Murphy me miró un momento.

—Tal vez esto es lo que sienten los civiles cuando ven a los policías haciendo el trabajo sucio. Muchas veces no entienden lo que está pasando. Ven algo que no les gusta y se ponen nerviosos porque no tienen acceso a la historia completa, no se están enfrentando personalmente al problema, y no saben hasta qué punto es peor la alternativa.

—Tal vez —convine.

—Es una mierda.

—Lo siento.

Me dedicó una sonrisa fugaz, pero su expresión se tornó de nuevo seria cuando cruzó la sala de estar para sentarse a mi lado.

—¿De verdad crees que lo que hicieron era necesario?

Que Dios me perdone, pero asentí.

—¿Por eso fue tan duro contigo el Consejo durante tanto tiempo? ¿Pensaban que eras un hechicero a punto de recaer?
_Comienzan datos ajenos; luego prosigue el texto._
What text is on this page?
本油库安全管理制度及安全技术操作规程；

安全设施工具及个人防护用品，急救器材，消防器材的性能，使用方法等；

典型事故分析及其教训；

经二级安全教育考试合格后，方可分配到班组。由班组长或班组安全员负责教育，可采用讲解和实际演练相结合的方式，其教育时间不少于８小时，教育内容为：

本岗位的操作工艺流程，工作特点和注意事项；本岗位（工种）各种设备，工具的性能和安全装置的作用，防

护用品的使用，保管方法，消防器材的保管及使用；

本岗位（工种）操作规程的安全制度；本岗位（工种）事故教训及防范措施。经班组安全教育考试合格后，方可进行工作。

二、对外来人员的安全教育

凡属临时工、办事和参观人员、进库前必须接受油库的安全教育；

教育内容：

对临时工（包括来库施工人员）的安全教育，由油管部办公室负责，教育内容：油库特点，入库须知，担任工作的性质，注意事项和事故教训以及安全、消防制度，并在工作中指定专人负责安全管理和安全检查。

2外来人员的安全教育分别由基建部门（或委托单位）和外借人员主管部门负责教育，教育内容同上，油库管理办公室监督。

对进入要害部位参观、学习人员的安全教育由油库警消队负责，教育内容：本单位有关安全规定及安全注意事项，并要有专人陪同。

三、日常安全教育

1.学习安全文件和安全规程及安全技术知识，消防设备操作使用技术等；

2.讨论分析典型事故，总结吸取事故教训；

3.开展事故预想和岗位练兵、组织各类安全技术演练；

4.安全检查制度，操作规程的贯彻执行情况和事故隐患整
—Así es. Salvo la parte en la que usas el tiempo pasado. —Me incliné hacia delante, mordiéndome el labio—. Murph, esta es una de esas cosas en las que los policías no pueden involucrarse. Ya te dije que habría situaciones como esta. Lo que ha sucedido me gusta tan poco como a ti. Pero, por favor, no fuerces nada. Eso no ayudaría a nadie.

—No puedo ignorar un cadáver.

—No encontrarán ninguno.

Ella negó con la cabeza y miró fijamente la Coca-Cola un rato más.

—Muy bien —concluyó—. Pero si el cuerpo aparece o alguien denuncia, no tendré otra elección.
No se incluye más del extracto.